Когда художник приступил к работе над «Страшным судом», Аретино прислал ему льстивое письмо, в котором пытался навязать свой план этой картины. Мастер отверг план, отверг и домогательства Аретино, клянчившего у него деньги и рисунки.

Аретино стал его врагом. Вначале он начал говорить, что картина Микеланджело безнравственна. Но этого ему показалось мало. Он стал требовать, чтобы Микеланджело ее уничтожил, он надменно добивался от мастера ответа на свои письма. «Меня не оставляют без ответа ни короли, ни императоры», — злобно писал он ему.

Но художник молчал. Тогда Аретино принялся доказывать, что Микеланджело за его «Страшный суд» следует причислить к сторонникам Лютера. Это означало, что он обвинял художника в ереси. Не было в те времена более страшного обвинения.

 

11

В 1549 году Павел III умер. Новый папа, Павел IV, бывший кардинал Караффа, инквизитор по призванию и святоша по характеру, с самого начала весьма неодобрительно относился к «Страшному суду». Теперь фреска находилась в его власти.

Вначале он хотел вообще уничтожить ее. Но потом соблаговолил передумать. Он решил приодеть всех — и праведников, и грешников, и святых.

Микеланджело, узнав об этом, сказал: «Передайте папе, что это дело маленькое и уладить его легко. Пусть он мир приведет в пристойный вид, а с картинами это можно сделать быстро».

Понял ли папа глубину иронии Микеланджело? Трудно сказать. Во всяком случае, Павел IV отдал соответствующие приказания.

И вновь в Сикстинской капелле были сооружены леса. На них с краской и кистями взобрался живописец Даниеле да Вольтерра. Он трудился долго и усердно: предстояло пририсовать немалое число всяческих драпировок.

За свою работу да Вольтерра еще при жизни получил прозвище «брачетоне». В буквальном переводе оно означало «оштаненный», «исподнишник».

 

12

Злоключения фрески на этом не закончились. Уже после смерти Микеланджело и при другом папе, Пии V, ту же работу продолжил еще один художник, Джироламо да Фано.

Как ни осторожно действовали оба «исподнишника», они нанесли немалый урон картине: пострадала гармония красок и линий.

В 1596 году очередной инквизитор на папском троне, Климент VIII, вновь чуть было не заставил уничтожить крамольную фреску.
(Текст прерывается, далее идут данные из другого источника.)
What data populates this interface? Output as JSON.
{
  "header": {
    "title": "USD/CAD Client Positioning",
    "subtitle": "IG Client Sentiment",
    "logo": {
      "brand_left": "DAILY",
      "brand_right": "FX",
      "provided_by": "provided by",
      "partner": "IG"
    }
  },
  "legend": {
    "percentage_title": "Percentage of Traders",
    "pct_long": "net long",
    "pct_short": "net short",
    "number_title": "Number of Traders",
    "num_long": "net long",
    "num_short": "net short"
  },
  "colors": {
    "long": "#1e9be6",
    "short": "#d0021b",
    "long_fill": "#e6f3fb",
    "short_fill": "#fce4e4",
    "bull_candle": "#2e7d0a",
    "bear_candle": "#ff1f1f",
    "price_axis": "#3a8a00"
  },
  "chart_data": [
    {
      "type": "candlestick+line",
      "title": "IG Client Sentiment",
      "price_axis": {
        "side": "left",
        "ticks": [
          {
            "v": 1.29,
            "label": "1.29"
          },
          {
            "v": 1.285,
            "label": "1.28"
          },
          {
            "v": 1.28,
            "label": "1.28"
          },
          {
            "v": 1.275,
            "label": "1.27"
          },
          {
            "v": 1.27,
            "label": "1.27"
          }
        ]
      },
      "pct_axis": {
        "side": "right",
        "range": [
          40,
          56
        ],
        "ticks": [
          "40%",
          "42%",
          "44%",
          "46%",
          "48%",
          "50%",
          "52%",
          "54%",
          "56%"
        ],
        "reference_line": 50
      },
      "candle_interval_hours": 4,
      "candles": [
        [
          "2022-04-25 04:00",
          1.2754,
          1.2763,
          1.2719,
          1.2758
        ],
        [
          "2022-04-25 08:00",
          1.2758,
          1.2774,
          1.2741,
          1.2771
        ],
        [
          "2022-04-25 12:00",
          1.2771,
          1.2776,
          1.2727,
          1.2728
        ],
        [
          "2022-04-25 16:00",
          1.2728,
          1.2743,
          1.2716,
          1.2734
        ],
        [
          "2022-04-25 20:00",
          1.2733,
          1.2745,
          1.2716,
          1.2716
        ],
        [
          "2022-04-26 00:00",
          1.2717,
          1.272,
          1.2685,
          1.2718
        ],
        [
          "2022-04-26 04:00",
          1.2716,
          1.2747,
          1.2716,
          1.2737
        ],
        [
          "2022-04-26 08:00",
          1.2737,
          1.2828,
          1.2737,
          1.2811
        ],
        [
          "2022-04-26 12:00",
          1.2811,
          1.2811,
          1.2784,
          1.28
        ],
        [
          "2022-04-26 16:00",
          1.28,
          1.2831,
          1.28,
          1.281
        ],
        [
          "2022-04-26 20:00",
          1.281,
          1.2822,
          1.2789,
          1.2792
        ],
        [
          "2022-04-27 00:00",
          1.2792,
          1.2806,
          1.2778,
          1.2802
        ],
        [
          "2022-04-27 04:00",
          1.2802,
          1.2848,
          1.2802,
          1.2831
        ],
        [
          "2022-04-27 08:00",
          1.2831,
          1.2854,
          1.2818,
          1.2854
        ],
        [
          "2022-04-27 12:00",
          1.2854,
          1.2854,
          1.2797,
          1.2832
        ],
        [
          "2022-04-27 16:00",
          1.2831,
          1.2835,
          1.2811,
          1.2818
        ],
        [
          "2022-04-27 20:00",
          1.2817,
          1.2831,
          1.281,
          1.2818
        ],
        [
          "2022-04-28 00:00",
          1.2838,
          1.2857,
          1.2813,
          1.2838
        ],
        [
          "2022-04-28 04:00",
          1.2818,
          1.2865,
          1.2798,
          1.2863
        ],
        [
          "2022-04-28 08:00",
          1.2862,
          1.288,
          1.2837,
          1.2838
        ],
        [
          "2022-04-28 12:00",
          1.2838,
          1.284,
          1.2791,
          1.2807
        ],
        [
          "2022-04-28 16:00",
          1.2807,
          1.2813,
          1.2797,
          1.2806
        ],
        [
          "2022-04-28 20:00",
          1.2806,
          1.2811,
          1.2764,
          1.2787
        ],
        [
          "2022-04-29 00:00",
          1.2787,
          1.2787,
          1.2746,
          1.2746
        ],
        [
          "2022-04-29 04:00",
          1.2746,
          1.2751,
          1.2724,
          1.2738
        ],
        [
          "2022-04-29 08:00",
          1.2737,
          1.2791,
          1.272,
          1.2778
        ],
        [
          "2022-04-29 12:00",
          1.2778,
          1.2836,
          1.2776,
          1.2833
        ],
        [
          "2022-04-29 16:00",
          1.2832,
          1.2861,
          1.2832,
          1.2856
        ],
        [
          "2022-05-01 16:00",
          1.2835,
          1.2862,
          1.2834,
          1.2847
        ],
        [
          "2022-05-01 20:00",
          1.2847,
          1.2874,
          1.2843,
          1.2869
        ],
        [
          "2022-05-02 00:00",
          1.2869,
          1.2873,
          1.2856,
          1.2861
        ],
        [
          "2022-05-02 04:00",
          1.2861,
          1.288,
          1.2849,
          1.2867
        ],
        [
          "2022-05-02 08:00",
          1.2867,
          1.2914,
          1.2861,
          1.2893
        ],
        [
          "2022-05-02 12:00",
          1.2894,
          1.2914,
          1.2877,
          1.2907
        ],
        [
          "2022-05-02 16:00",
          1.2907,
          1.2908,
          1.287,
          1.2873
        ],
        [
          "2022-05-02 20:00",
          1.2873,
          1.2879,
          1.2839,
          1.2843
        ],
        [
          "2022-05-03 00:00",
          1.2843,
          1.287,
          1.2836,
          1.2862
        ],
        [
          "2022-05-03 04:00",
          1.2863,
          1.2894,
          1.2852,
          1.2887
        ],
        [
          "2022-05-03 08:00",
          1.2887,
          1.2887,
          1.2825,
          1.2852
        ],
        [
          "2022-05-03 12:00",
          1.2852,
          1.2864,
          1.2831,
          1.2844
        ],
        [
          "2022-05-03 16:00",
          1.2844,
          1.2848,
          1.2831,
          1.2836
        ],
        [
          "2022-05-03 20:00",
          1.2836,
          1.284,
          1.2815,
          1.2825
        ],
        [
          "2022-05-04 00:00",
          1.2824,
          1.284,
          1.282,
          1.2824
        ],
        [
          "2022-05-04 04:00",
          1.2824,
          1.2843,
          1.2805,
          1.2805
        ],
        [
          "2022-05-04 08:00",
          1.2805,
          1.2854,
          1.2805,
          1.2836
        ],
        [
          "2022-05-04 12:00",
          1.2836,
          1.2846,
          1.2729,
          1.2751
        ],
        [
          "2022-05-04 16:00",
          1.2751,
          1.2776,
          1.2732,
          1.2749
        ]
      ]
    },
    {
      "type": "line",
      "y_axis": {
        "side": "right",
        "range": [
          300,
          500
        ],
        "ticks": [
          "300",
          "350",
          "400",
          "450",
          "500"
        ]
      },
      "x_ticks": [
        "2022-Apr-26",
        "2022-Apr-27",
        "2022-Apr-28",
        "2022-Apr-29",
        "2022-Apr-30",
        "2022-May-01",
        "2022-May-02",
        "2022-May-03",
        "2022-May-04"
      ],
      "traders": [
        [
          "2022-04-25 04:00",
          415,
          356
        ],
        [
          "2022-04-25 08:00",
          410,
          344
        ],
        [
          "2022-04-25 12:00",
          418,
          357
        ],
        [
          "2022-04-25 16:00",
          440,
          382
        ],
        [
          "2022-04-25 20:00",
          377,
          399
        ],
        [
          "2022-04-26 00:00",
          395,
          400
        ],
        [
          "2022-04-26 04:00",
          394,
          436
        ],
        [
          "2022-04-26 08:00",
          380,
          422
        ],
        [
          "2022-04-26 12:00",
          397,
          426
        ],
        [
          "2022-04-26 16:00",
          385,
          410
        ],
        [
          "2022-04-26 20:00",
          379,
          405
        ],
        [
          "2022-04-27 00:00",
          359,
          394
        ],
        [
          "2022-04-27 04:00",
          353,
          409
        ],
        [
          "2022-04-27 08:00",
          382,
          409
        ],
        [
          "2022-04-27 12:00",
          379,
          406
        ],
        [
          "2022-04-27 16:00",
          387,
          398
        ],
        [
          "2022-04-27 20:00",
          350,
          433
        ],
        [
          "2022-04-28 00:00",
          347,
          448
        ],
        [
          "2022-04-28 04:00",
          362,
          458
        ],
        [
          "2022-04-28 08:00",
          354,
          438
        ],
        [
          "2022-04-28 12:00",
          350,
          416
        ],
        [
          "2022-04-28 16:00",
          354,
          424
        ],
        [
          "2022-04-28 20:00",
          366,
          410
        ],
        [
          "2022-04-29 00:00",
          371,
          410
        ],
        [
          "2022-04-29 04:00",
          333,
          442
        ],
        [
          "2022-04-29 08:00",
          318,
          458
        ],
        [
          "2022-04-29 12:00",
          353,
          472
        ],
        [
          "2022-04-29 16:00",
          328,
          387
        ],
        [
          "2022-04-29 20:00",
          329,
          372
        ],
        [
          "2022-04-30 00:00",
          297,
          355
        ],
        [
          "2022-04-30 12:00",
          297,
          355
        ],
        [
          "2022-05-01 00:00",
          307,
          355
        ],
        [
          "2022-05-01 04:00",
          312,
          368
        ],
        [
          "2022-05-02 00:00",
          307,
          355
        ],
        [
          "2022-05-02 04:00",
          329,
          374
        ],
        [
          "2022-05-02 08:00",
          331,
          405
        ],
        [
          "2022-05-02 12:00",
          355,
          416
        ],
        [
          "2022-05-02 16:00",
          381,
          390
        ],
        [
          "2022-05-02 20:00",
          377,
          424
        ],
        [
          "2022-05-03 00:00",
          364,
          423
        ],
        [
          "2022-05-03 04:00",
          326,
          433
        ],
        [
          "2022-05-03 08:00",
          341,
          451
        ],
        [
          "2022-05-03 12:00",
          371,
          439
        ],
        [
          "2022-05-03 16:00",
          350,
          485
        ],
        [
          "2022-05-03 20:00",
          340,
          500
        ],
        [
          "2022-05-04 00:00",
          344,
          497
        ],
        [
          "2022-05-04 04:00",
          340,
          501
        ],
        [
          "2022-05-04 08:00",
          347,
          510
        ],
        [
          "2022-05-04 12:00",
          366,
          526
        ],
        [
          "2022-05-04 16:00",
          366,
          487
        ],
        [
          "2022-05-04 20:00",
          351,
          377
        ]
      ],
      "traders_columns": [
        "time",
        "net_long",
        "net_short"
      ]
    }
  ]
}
К счастью, его отговорили.

В 1762 году, через двести с лишним лет после окончания работ, великую фреску изуродовали еще раз. По повелению Климента XIII, художник Стефано Поцци снова занялся «одеванием».

* * *

Эта замечательная картина, против которой оказались бессильными глупость, лицемерие и ханжество католических владык, и ныне восхищает людей. И, хотя подрисовывавшие драпировки художники и попортили фреску, хотя покрылась она трещинами и слоем копоти от кадильниц, по-прежнему остается она одним из самых великих творений человеческого гения.